The goal of the present study was not optimal fixation prediction but rather a comparison of movement saliencies in dynamic and static viewing conditions. Still, we would like to comment on our effect size in relation to previous studies (Carmi & Itti,
2006; Itti & Baldi,
2009; Le Meur et al.,
2007; Marat et al.,
2009; Vig et al.,
2009; Vig et al.,
2012). This is not straightforward because the metrics quantifying saliency differ across studies (Wilming et al.,
2011). Here, we have employed the AUC measure that has become a standard since its introduction into the field (Tatler et al.,
2005). A recent review (Wilming et al.,
2011) combining theoretical and empirical evaluations of several saliency metrics concludes that for the type of the data recorded here AUC is the best choice. Furthermore, methodological preferences, such as the choice of which regions that are not fixated will be compared with fixated ones (Carmi & Itti,
2006; D. Parkhurst et al.,
2002; Tatler,
2007), have a large influence on the value of the saliency metric. Most importantly, the central bias (D. Parkhurst et al.,
2002; Tatler
2007)—the tendency of observers to select relatively more saccade endpoints around the center of the screen—appears as a strong predictor of fixations in the absence of any information about image content (Tatler
2007). Accordingly, Wilming and colleagues (
2011) suggest that the fixation predictability of central bias must be a lower boundary that any saliency measure has to surpass.

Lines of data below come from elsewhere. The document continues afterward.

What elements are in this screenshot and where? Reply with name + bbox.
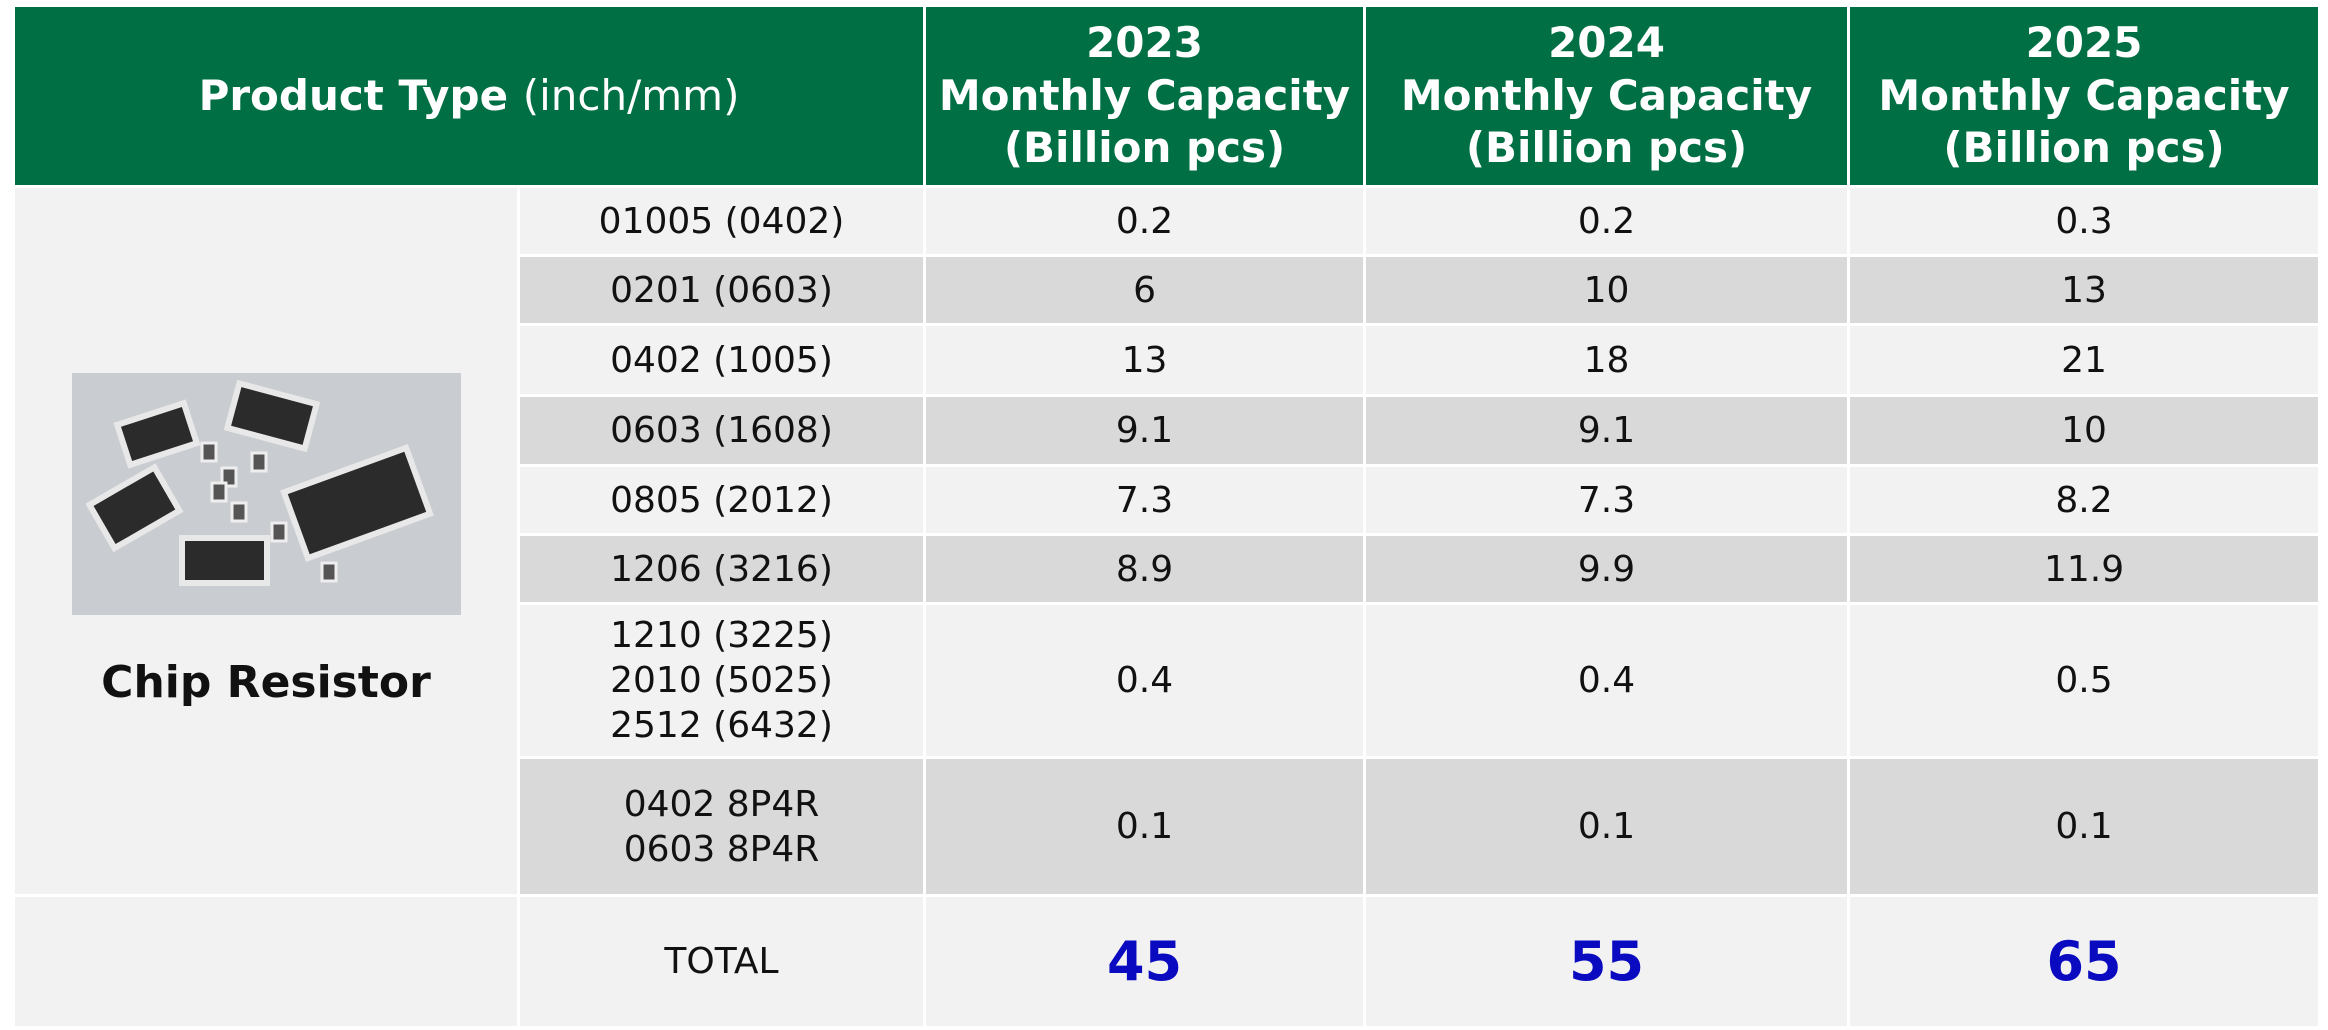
size-line: 2512 (6432)	[520, 703, 923, 748]
size-cell: 1210 (3225)2010 (5025)2512 (6432)	[519, 604, 925, 758]
size-cell: 0402 (1005)	[519, 325, 925, 396]
capacity-value: 9.9	[1365, 535, 1849, 604]
header-unit: (inch/mm)	[523, 71, 740, 120]
size-line: 1206 (3216)	[520, 547, 923, 592]
product-header: Product Type (inch/mm)	[14, 6, 925, 187]
size-cell: 0603 (1608)	[519, 396, 925, 466]
size-line: 0201 (0603)	[520, 268, 923, 313]
capacity-value: 13	[1849, 256, 2320, 325]
capacity-value: 0.1	[1849, 758, 2320, 896]
capacity-value: 8.2	[1849, 466, 2320, 535]
size-cell: 0201 (0603)	[519, 256, 925, 325]
capacity-value: 10	[1849, 396, 2320, 466]
capacity-value: 0.4	[1365, 604, 1849, 758]
capacity-value: 7.3	[1365, 466, 1849, 535]
header-line: 2024	[1366, 17, 1847, 70]
capacity-value: 21	[1849, 325, 2320, 396]
size-line: 01005 (0402)	[520, 199, 923, 244]
size-line: 0603 (1608)	[520, 408, 923, 453]
capacity-value: 10	[1365, 256, 1849, 325]
header-line: (Billion pcs)	[926, 122, 1363, 175]
capacity-value: 9.1	[925, 396, 1365, 466]
page: Product Type (inch/mm) 2023Monthly Capac…	[0, 0, 2328, 1030]
size-line: 0402 (1005)	[520, 338, 923, 383]
total-value: 65	[1849, 896, 2320, 1028]
total-value: 55	[1365, 896, 1849, 1028]
capacity-value: 0.3	[1849, 187, 2320, 256]
capacity-value: 18	[1365, 325, 1849, 396]
header-line: (Billion pcs)	[1366, 122, 1847, 175]
product-image	[72, 373, 461, 615]
size-line: 0805 (2012)	[520, 478, 923, 523]
header-line: 2023	[926, 17, 1363, 70]
capacity-value: 0.1	[925, 758, 1365, 896]
total-label: TOTAL	[519, 896, 925, 1028]
capacity-value: 0.2	[1365, 187, 1849, 256]
size-cell: 1206 (3216)	[519, 535, 925, 604]
capacity-value: 0.1	[1365, 758, 1849, 896]
product-cell: Chip Resistor	[14, 187, 519, 896]
capacity-value: 7.3	[925, 466, 1365, 535]
capacity-value: 6	[925, 256, 1365, 325]
capacity-value: 11.9	[1849, 535, 2320, 604]
header-line: Monthly Capacity	[1850, 70, 2318, 123]
capacity-value: 0.2	[925, 187, 1365, 256]
capacity-value: 0.4	[925, 604, 1365, 758]
header-line: Monthly Capacity	[1366, 70, 1847, 123]
size-line: 2010 (5025)	[520, 658, 923, 703]
header-line: (Billion pcs)	[1850, 122, 2318, 175]
total-value: 45	[925, 896, 1365, 1028]
capacity-value: 8.9	[925, 535, 1365, 604]
total-blank	[14, 896, 519, 1028]
header-line: Monthly Capacity	[926, 70, 1363, 123]
size-line: 1210 (3225)	[520, 613, 923, 658]
size-cell: 0805 (2012)	[519, 466, 925, 535]
capacity-value: 9.1	[1365, 396, 1849, 466]
size-line: 0402 8P4R	[520, 782, 923, 827]
header-line: 2025	[1850, 17, 2318, 70]
size-cell: 01005 (0402)	[519, 187, 925, 256]
header-text: Product Type	[199, 71, 509, 120]
capacity-value: 13	[925, 325, 1365, 396]
product-name: Chip Resistor	[15, 655, 517, 710]
capacity-value: 0.5	[1849, 604, 2320, 758]
size-line: 0603 8P4R	[520, 827, 923, 872]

For instance, the dynamic saliency model that Le Meur et al. (
2007) proposed, albeit better than other saliency models they have tested, performs worse than the central bias. One way to control for the central bias, as is done in the current study, is to select actual and control fixations with identical spatial (Açık et al.,
2009; Einhäuser & König,
2003; Tatler et al.,
2005) and temporal (Vig et al.,
2009; Vig et al.,
2012) distributions. The present bias-controlled dynamic feature AUC of 0.60 is comparable with the saliency of individual static features previously reported (Açık et al.,
2010; Mital et al.,
2011; Tatler et al.,
2005). It is of note here that dynamic feature AUCs reach higher values around 0.70 for those portions of video viewing in which the fixated locations of different participants tend to form tight clusters (Mital et al.,
2011). Carmi and Itti (
2006) use low-resolution movie clips and a percentile metric that, as AUC, is bound between 0.50 and 1 and report values around 0.70 for their dynamic saliency map modeling. Nevertheless, they take as the actual fixation point the maximally salient location in a circle with a radius of 3.15° around the measured saccade endpoint (Carmi & Itti,
2006); accordingly, the real saliency is expected to be lower. The “surprise” measure (Itti & Baldi,
2009) quantifies the unexpectedness of spatiotemporal events in movies using Bayes' theorem. Even though no direct comparisons are made, the surprise measure appears to outperform the previous models of Itti and colleagues (Carmi & Itti,
2006; Peters et al.,
2005, cf. Itti & Baldi,
2009). The most recent spatiotemporal intrinsic dimensionality analysis of Vig and colleagues (
2012) reaches a bias-free AUC of 0.70, which is, to the best of our knowledge, the highest value reported in studies that employ free viewing and similar stimuli. What is common to these dynamic saliency studies is their integration of dynamic and static information. While the Itti lab (Carmi & Itti,
2006; Itti & Baldi,
2009) computes static and dynamic features separately and then pools them, Vig et al. (
2012) measure the saliency of spatiotemporal features. Moreover, in these studies, the features of interest are computed at multiple temporal and spatial scales, and fixation predictability is measured after the information from all scales is combined. Here, we have computed each feature at a single spatial and temporal scale, and the dynamic features were extracted from differences between two frames only. In summary, for studies aimed at optimal fixation prediction, combining dynamic and static information at several temporal and spatial scales appears to be the most fruitful methodology, an idea that our statistical dependence analysis supports.